Publications : 2011

Groothuis JR, Fryzek JP, Makari D, Steffey D, Martone WJ. 2011. Respiratory syncytial virus hospitalization trends in infants with chronic lung disease of infancy, 1998-2008. Clin Epidemiol 3:245-250.

Abstract

Objective:

Infants with chronic lung disease of infancy (CLDI) are at high risk for severe respiratory syncytial virus (RSV) illness requiring hospitalization. Palivizumab was first licensed in 1998 for the prevention of RSV disease in high-risk infants, including those with CLDI. We performed a retrospective cohort study of all hospitalized children with CLDI aged <2 years between 1998 and 2008 in the USA to determine trends in rates of hospitalizations due to RSV (RSVH) since the launch of palivizumab.

Materials and methods:

Data from the United States National Hospital Discharge Survey, a multistage systematic survey sample of US hospitals, were assembled.
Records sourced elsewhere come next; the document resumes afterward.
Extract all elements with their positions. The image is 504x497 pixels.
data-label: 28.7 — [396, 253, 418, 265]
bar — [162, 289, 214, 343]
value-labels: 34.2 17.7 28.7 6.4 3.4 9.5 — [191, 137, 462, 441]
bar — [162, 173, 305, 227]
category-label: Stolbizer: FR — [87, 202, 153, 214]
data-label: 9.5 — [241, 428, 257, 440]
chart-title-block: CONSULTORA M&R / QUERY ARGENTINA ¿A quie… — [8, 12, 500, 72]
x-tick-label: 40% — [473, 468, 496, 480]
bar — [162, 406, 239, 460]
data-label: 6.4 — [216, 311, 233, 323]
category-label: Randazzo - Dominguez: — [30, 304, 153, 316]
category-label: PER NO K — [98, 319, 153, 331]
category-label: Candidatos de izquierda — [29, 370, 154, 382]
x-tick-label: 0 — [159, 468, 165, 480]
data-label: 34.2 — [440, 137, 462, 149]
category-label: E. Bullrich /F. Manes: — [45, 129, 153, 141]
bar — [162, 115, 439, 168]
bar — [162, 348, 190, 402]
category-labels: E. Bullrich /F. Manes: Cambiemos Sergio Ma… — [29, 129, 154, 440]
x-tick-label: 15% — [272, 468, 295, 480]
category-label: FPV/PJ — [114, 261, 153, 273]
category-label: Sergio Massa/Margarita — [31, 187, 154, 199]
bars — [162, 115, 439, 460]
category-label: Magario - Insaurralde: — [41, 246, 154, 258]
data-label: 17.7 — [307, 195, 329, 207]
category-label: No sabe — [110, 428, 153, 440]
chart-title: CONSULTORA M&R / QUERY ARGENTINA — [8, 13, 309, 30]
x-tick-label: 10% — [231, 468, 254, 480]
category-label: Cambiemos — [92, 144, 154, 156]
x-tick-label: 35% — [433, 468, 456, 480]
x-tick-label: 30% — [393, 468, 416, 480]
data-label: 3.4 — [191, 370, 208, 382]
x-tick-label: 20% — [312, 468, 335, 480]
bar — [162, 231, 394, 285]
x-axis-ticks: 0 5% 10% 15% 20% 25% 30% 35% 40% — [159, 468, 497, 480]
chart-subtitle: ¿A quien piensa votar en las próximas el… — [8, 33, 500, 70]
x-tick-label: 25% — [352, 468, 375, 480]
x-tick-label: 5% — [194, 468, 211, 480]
We defined RSVH using International Classification of Diseases, Ninth Revision, Clinical Modification (ICD-9-CM) codes of 079.6 (RSV), 466.11 (acute bronchiolitis due to RSV), and 480.1 (pneumonia due to RSV). Quarterly rates of RSVH were assessed for children with CLDI (ICD-9-CM code 770.7) and calculated between 1998 and 2008. Because RSV may be miscoded, the analysis was repeated after expanding the definition of RSVH to include all acute bronchitis and acute bronchiolitis (ABH) (ICD-9-CM = 466). Trends were described using linear regression with seasonal indicators included in the model.

Results:

On average, about 966 RSVH (range 98–1373 RSVH) per year were found for children <2 years with CLDI in the USA between 1998 and 2008. Over the 11-year period, the predicted rate of RSVH statistically significantly decreased by 48% (from 93.78 to 49.06 RSVH per 1 million children) (P = 0.013). Addition of ABH resulted in a nonstatisically significant decrease of 32% over the 10-year period (P = 0.102).

Conclusion:

These results suggest that there has been a decrease in the rate of RSVH in infants with CLDI between 1998 and 2008. The reasons for this decrease may include improved neonatal intensive care unit and outpatient management of CLDI, and possibly increased use of palivizumab in this high-risk population.